Due fratelli, Chata e Chicksah, condussero la popolazione originaria fuori da una terra nel lontano ovest che aveva cessato di essere prospera. La gente viaggiò a lungo, guidata da una verga magica. Ogni notte, quando la gente si fermava per accamparsi, la verga veniva piantata nella terra e al mattino la gente avrebbe camminato nella direzione da essa indicata.

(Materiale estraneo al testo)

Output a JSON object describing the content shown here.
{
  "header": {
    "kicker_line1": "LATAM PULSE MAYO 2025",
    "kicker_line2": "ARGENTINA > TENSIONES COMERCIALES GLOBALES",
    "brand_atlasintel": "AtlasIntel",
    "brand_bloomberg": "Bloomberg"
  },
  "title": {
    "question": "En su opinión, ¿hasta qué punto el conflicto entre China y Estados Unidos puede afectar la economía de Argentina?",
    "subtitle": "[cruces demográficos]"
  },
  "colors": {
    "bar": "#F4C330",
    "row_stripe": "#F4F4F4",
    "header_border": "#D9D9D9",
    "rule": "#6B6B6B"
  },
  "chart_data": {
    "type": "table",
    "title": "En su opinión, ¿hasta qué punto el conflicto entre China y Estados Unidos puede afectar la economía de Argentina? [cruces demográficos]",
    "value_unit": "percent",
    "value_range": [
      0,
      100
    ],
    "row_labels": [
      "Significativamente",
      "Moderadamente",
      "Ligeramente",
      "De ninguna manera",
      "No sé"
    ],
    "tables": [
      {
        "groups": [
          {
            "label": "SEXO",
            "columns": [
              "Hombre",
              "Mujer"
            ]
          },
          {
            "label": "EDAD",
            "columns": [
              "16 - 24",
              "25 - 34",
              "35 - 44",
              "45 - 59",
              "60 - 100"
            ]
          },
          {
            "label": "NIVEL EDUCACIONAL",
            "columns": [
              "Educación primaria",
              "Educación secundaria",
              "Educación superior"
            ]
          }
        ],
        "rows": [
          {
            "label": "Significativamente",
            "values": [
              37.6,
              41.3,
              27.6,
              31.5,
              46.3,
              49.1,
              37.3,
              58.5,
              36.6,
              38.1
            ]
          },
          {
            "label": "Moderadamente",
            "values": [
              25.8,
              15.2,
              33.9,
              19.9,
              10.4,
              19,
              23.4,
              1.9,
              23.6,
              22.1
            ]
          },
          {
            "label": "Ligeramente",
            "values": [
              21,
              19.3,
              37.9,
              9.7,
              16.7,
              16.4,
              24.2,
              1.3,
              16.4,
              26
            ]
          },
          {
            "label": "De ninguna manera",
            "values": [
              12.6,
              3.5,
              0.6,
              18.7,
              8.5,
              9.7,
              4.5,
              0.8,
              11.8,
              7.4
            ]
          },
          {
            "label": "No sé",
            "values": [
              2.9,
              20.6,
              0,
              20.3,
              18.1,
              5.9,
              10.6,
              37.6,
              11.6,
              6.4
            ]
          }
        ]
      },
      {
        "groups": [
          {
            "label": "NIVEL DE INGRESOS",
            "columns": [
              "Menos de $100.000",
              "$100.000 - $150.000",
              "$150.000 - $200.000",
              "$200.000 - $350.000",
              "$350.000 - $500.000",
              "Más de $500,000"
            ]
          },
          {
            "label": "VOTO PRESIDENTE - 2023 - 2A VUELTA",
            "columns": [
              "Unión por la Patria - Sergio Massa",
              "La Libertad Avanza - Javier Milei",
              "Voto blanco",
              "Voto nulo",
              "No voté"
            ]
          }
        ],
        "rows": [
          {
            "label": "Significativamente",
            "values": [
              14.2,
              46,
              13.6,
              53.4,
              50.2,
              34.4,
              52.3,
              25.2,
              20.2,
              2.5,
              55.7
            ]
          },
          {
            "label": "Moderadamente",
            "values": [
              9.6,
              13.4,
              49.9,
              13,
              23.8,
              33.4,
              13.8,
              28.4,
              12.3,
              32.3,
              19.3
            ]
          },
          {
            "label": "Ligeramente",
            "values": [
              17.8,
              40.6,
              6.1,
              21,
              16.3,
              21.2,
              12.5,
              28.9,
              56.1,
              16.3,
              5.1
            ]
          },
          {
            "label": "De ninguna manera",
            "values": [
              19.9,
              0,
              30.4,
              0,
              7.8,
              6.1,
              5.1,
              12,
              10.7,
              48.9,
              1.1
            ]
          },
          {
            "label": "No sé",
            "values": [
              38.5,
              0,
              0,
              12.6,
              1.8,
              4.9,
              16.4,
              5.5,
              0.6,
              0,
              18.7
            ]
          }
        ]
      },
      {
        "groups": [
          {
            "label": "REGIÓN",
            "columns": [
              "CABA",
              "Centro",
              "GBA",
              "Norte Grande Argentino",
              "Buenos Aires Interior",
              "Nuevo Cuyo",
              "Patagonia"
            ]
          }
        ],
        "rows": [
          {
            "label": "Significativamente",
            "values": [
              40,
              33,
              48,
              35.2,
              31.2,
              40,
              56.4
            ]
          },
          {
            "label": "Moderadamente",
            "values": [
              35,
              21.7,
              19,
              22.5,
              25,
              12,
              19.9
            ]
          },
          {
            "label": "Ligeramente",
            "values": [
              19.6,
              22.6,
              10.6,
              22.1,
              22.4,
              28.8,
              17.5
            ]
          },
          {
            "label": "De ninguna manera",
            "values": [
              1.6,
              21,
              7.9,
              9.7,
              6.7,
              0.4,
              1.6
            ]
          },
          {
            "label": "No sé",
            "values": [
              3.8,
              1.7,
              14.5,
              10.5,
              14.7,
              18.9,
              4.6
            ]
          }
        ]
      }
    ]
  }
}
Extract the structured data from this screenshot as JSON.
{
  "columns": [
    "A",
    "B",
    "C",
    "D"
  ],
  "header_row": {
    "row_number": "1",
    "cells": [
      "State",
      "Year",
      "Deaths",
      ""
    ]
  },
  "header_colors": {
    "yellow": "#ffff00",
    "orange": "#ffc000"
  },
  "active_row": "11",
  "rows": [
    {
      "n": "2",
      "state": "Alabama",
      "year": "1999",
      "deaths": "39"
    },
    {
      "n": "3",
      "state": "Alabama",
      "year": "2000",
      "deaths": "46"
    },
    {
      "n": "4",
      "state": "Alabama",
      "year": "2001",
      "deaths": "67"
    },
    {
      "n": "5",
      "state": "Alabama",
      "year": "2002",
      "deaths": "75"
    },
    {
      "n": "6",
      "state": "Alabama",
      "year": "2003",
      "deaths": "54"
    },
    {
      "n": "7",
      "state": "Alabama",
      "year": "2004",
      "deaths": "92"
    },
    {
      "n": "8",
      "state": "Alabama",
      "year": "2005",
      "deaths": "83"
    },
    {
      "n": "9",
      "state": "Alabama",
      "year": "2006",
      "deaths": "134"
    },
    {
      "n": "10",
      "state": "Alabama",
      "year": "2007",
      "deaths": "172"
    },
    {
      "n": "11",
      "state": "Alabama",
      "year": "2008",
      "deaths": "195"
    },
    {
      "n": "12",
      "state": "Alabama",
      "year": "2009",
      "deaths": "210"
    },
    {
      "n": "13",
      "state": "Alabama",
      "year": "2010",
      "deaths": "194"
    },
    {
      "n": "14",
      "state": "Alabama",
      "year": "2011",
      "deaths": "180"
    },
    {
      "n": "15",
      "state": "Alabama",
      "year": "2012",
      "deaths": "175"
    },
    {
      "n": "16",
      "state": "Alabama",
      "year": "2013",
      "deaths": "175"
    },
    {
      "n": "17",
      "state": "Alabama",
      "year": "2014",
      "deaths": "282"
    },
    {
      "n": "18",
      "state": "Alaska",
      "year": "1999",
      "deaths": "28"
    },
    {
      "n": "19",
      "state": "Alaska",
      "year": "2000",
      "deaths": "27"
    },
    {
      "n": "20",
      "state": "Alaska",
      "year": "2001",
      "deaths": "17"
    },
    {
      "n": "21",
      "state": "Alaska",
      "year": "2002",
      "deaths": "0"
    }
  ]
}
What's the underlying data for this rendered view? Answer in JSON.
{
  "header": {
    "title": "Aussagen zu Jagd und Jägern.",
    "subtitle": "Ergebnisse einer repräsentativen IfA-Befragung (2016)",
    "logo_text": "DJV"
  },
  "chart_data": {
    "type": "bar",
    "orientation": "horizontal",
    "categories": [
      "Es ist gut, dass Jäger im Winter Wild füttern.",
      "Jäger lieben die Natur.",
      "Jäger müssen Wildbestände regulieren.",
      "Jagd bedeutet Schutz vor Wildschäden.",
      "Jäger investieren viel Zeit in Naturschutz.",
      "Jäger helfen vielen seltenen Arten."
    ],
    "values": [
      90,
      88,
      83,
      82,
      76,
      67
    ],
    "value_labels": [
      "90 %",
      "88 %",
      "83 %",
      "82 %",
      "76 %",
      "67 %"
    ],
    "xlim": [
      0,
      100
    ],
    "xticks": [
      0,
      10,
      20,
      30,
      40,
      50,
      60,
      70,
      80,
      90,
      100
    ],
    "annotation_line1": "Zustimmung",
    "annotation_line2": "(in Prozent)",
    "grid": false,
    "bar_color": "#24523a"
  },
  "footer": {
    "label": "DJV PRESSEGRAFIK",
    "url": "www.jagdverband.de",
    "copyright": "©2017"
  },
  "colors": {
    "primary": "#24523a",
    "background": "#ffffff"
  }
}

Dopo aver viaggiato per lunghissimo tempo, giunsero finalmente in un luogo in cui la verga restò dritta. In questo luogo fecero riposare le ossa dei loro avi, che avevano trasportato in bisacce di pelle di bisonte dalla terra delle loro origini che si trovava a ovest. Il tumulo ebbe origine da quella grande sepoltura. Dopo la sepoltura, i fratelli scoprirono che quella terra non poteva dare sostentamento a tutta la popolazione.

Allora Chicksah prese con sé la metà della gente e partì verso nord, dove infine ebbe origine la tribù dei Chickasaw. Chatah e gli altri rimasero presso il tumulo e sono ora conosciuti col nome di Choctaw. Gli anziani della tribù affermarono quel giorno stesso che il suolo presso il tumulo e la grotta erano sacri, e che chi si fosse trovato troppo lontano da quella terra si sarebbe ammalato e sarebbe morto.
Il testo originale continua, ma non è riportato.